Saat mengembangkan program ini, Habibie mengembangkan formula untuk memprediksi perilaku perambatan retak di pesawat di tingkat struktur atom, sebuah pencapaian yang membuat Habibie mendapat julukan sebagai “Mr.Crack”. Terobosan ini membuat menghemat waktu dan dalam mendesain pesawat. Mengingat keberhasilan ini, Habibie diangkat sebagai wakil presiden dan direktur aplikasi teknologi pada tahun 1974, posisi tertinggi diberikan orang asing dalam sejarah MBB[5].

Habibie ketika tiba di Jerman, melihat pembangunan ekonomi Jerman pasca Perang Dunia II. Industri Jerman yang hancur akibat perang perlahan mulai bangkit kembali. Kebangkitan ini mempengaruhi Habibie memandang pembangunan ekonomi. Melihat ini ia berkeyakinan bahwasannya pengalaman Jerman bisa diterapkan di Indonesia. Pengalaman di negeri orang ini menentukan pandangan-pandangan Habibie akan banyak hal. Terutama dalam hal ini model pembangunan ekonomi[6].

Dalam hal ini Habibie tidak melihat faktor historis negara Jerman sendiri. Jerman sebelum Perang Dunia II merupakan salah satu raksasa industri manufaktur Eropa. Berbeda dengan Indonesia merupakan negara yang sepanjang sejarahnya lebih mengembangkan industri perkebunan. Jerman mulai bangkit pada tahun 1960 dengan mengalami penigkatan ekonomi luar terutama dalam hal industrinya. Hal ini didorong dengan adanya etika kerja yang kuat, hubungan kerja yang harmonis, manajemen yang baik, investasi yang baik, permintaan domestik dan internasional yang terus meningkat, dan reputasi produk sektor manufaktur diberbagai bidang[7].

Jerman pada dasarnya sudah memiliki budaya yang kuat dan sejarah yang mengakar dalam bidang industri manufaktur. Hal inilah faktor yang membuat Jerman cepat bangkit. Faktor-faktor inilah yang terlihat luput dari pandangan Habibie. Jerman dan Indonesia memiliki perjalanan sejarah yang berbeda. Oleh karena itu nantinya ide yang dibawa Habibie tidak serta merta bisa diterapkan begitu saja. Dalam perjalanannya gagasan yang dibawa Habibie mendapatkan kritikan sana-sini.

Pada tahun 1973, Presiden Soeharto mengutus Ibnu Sutowo untuk menjemput Habibie di Jerman. Pada Januari 1974, Habibie mendarat di Indonesia. Habibie didatangkan dalam upaya modernisasi Indonesia. Reuni berlangsung di Jakarta pada 28 Januari 1974, Berkenaan dengan pengalaman Habibie di bidang teknologi dan telah mempunyai karir cemerlang, Soeharto meminta Habibie untuk menggunakan kemampuannya untuk membangun negara.
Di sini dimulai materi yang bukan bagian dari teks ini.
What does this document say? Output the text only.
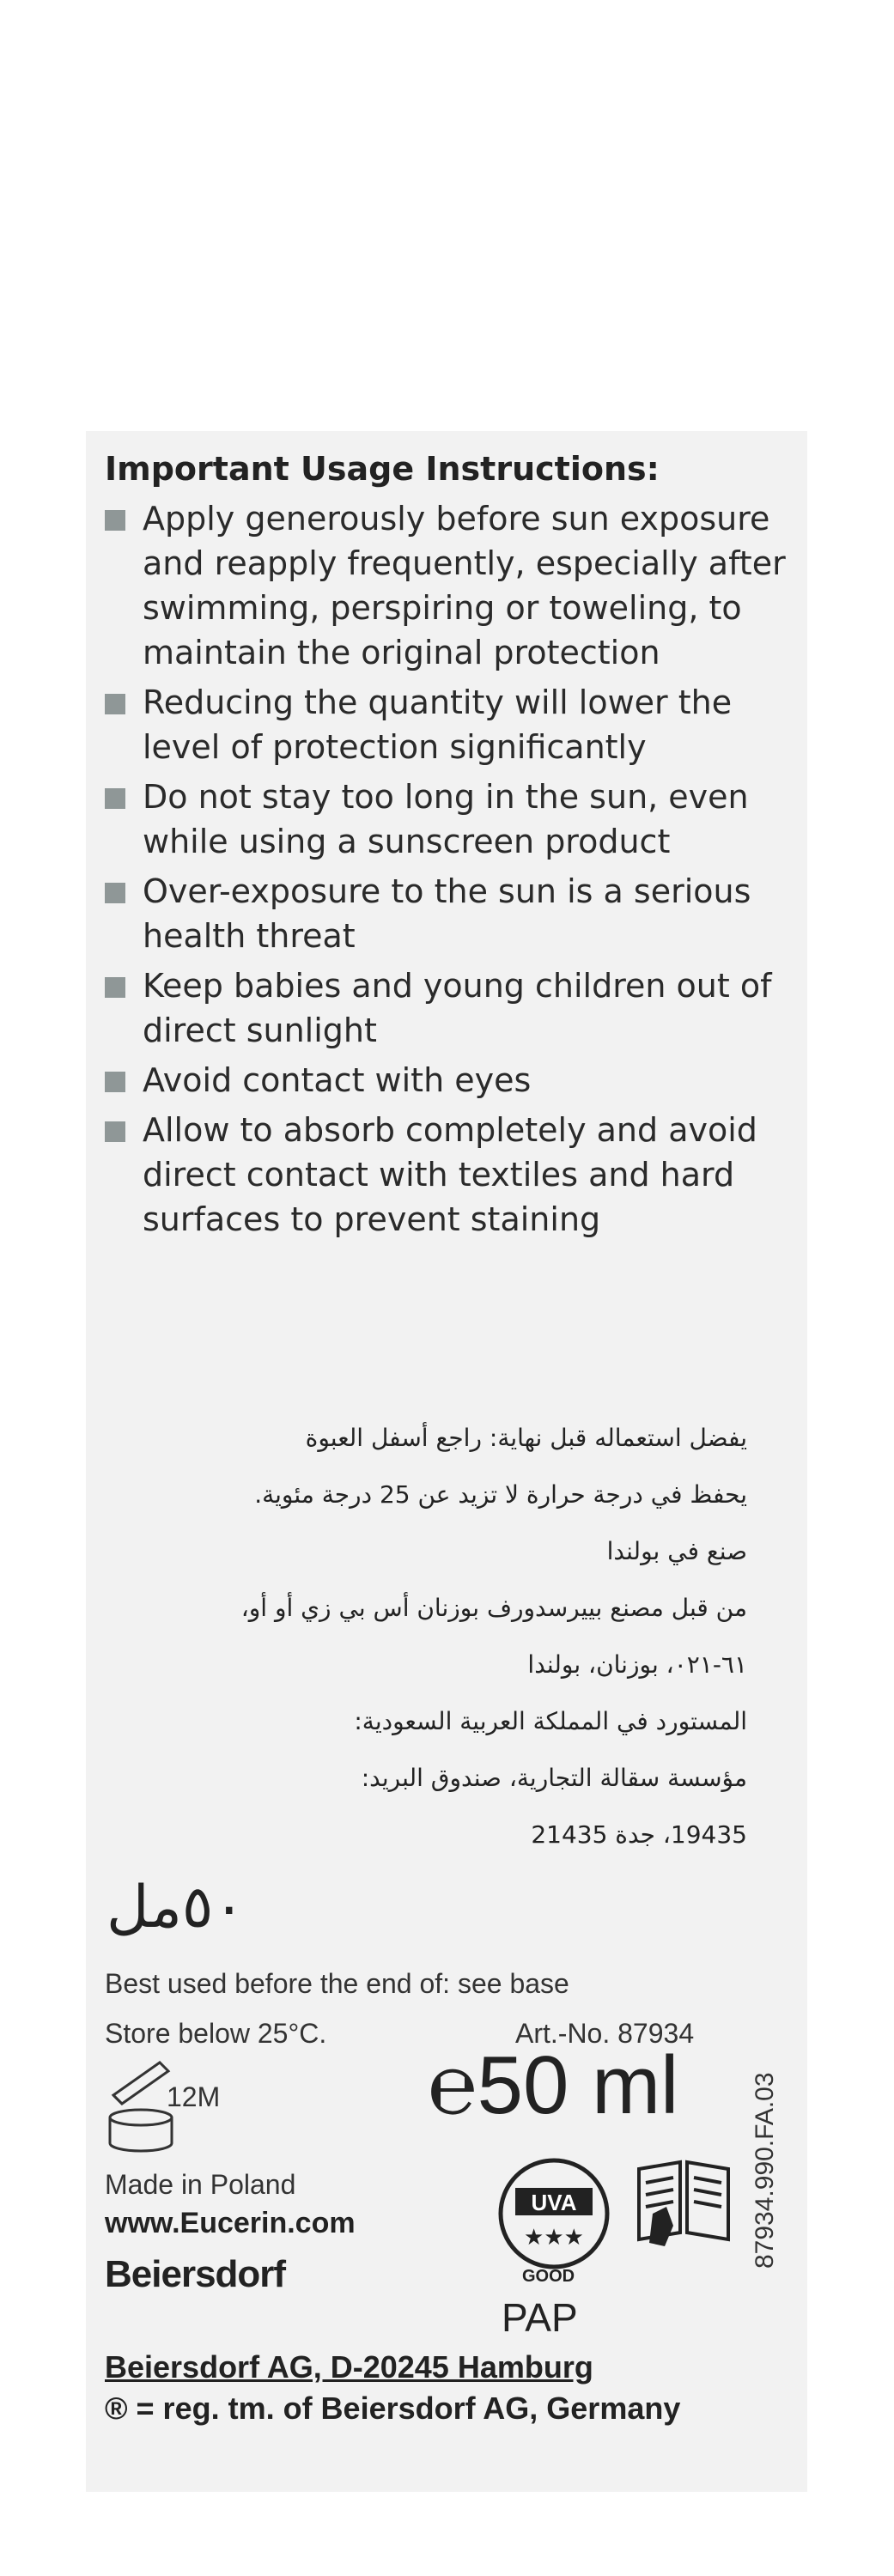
Important Usage Instructions:
Apply generously before sun exposure and reapply frequently, especially after swimming, perspiring or toweling, to maintain the original protection
Reducing the quantity will lower the level of protection significantly
Do not stay too long in the sun, even while using a sunscreen product
Over-exposure to the sun is a serious health threat
Keep babies and young children out of direct sunlight
Avoid contact with eyes
Allow to absorb completely and avoid direct contact with textiles and hard surfaces to prevent staining
يفضل استعماله قبل نهاية: راجع أسفل العبوة
يحفظ في درجة حرارة لا تزيد عن 25 درجة مئوية.
صنع في بولندا
من قبل مصنع بييرسدورف بوزنان أس بي زي أو أو،
٦١-٠٢١، بوزنان، بولندا
المستورد في المملكة العربية السعودية:
مؤسسة سقالة التجارية، صندوق البريد:
19435، جدة 21435
٥٠مل
Best used before the end of: see base
Store below 25°C.	Art.-No. 87934
12M	℮50 ml	87934.990.FA.03
Made in Poland
www.Eucerin.com
UVA
★★★
GOOD
PAP
Beiersdorf
Beiersdorf AG, D-20245 Hamburg
® = reg. tm. of Beiersdorf AG, Germany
Presiden Suharto meminta syarat bahwasannya setiap kegiatan Habibie tidak boleh mengakibatkan gejolak sosial[8]. Mengingat pada waktu itu, pecah peristiwa kerusuhan sosial malari di Jakarta. Habibie tentunya mengiyakan karena ia sendiri tidak mempunyai afiliasi politik tertentu, ia hanya seorang engineer pesawat terbang dan telah bekerja lama di Jerman.

Pada tahun 1978, Suharto menunjuk Habibie sebagai Menteri Negara untuk Penelitian dan Teknologi dan ketua Badan Pengkajian dan Penerapan Teknologi (BPPT). Habibie mempertahankan posisi teratas ini selama 20 tahun dibantu oleh sejumlah teknokrat dalam bidang teknik[9].

Sebelum diangkat menjadi seorang menteri Habibie mengatakan kepada Presiden Suharto, “apa pun yang ditugaskan kepada saya, saya terima. Tapi Bapak sebaliknya tahu saya dibesarkan di negara yang rasional dan lingkungan yang ekonomis di mana yang penting bagi saya adalah sasaran. Semua sistem yang dilaksanakan harus menunjuang tercapainya sasaran dengan pengorbanan yang seminim mungkin. Itu memang cara bekerja saya. Jadi Pak, kalau saya jadi Menteri, itu juga saya laksanakan, tidak bisa diubah”[10].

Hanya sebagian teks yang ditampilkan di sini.